Nearly 4,600 new COVID-19 infections were reported Thursday in Los Angeles County, with the public health director again noting the actual figure is likely much higher due to the prevalence of take-home testing, while the number of virus-positive hospital patients held mostly steady.
The 4,583 new cases gave the county a cumulative total from throughout the pandemic of 3,051,930. The county also reported nine more virus-related deaths, raising the death toll to 32,245.
According to state figures, there were 605 COVID-positive patients in county hospitals as of Thursday, down slightly from 606 the previous day. Of those patients, 65 were being treated in intensive care, the same number as Wednesday.
Public Health Director Barbara Ferrer said the county has actually started to see a decline in the average daily number of new infections, with the seven-day average now about 4,700, compared to 4,900 a week ago. But she stressed that the actual number of COVID infections in the community is likely much higher, since many people are now using take-home tests, the results of which are not typically reported to the county.
The average daily rate of people testing positive for COVID-19 rose to 8.2% on Thursday, up from 6.7% a day earlier. Ferrer again noted that the positivity rate is expected to rise due to the sudden drop in mass testing of students and staff at schools across the county, given the start of the summer break.

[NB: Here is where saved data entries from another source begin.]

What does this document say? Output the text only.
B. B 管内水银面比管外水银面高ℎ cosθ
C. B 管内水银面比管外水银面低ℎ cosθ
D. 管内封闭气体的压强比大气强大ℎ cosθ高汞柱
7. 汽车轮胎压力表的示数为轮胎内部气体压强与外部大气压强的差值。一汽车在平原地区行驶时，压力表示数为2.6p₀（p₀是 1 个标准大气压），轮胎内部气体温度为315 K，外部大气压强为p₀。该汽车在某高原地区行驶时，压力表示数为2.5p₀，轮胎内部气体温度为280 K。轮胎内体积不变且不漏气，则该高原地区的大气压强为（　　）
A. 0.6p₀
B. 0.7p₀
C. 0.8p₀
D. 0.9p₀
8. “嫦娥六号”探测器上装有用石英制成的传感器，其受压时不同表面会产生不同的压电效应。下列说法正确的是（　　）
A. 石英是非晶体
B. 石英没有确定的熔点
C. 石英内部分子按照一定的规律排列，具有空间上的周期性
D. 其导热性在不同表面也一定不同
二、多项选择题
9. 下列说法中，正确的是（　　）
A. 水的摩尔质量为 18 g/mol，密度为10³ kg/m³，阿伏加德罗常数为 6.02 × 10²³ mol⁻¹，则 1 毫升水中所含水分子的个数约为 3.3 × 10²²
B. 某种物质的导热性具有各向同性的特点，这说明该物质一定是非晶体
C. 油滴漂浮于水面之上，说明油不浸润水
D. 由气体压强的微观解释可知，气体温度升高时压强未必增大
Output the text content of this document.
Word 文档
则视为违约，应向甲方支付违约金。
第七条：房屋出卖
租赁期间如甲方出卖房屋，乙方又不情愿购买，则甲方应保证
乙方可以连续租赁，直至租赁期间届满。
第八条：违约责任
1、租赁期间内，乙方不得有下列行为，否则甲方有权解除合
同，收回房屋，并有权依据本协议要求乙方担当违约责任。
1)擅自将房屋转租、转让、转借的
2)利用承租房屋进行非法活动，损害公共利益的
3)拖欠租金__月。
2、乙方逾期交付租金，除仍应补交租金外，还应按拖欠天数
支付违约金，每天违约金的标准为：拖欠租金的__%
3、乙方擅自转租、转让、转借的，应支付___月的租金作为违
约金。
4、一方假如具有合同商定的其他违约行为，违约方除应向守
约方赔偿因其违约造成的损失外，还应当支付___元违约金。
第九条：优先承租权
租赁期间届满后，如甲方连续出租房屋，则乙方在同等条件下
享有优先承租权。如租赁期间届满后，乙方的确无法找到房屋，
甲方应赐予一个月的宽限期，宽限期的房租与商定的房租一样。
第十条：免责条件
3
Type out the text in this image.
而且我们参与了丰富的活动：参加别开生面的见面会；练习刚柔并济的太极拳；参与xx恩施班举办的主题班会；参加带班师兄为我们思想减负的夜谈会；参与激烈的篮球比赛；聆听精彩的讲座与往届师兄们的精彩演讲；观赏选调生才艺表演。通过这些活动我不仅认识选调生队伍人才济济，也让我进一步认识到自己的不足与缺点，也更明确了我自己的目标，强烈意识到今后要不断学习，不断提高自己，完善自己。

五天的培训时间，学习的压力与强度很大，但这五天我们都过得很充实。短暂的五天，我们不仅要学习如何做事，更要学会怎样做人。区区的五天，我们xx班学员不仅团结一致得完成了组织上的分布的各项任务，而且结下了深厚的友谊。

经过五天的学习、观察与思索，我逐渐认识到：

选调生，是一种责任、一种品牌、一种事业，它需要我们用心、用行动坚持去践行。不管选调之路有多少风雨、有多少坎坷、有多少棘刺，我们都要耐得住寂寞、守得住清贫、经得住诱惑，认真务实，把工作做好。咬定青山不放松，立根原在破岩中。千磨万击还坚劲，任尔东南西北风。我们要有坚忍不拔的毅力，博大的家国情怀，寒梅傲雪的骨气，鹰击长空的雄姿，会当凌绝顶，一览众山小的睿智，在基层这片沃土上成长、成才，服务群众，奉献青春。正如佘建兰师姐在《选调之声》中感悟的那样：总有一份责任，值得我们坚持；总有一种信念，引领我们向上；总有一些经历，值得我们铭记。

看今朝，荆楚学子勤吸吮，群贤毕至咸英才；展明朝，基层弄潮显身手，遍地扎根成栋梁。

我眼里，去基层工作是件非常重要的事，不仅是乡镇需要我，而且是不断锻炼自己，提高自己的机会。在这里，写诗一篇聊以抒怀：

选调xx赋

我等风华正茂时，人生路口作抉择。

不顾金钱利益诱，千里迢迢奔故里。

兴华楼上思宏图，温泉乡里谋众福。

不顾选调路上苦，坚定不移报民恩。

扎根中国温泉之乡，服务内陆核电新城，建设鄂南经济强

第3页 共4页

She said most residents who go to county testing sites are doing so because they are either feeling sick or they were exposed to the virus, giving them a higher likelihood of testing positive. With schools out of session, the number of asymptomatic people undergoing routine testing each week has dropped dramatically, which will translate into a higher testing positivity rate across the county.
Ferrer again estimated that the county could move into the U.S. Centers for Disease Control and Prevention’s “high” COVID-19 activity category by late June. If the county remains in the “high” category for two straight weeks, the county will re-impose a universal indoor mask-wearing mandate, she said.
The county is currently in the CDC’s “medium” level of COVID activity. It will move into the “high” category if its average daily rate of new COVID-related hospital admissions rises above 10 per 100,000 residents, or if the percentage of staffed hospital beds occupied by COVID-positive patients tops 10%.
The figures have both been slowly rising over the past several weeks, with the rate of new admissions reaching 7.3 per 100,000 residents as of Thursday, up from 7.2 on Tuesday. The portion of hospital beds in the county occupied by virus patients was 3.5% as of Thursday, up from 3.3% on Tuesday.
Masks are still mandatory in high-risk settings such as healthcare facilities, aboard transit vehicles and in transit centers and airports, in correctional facilities and at long-term care facilities.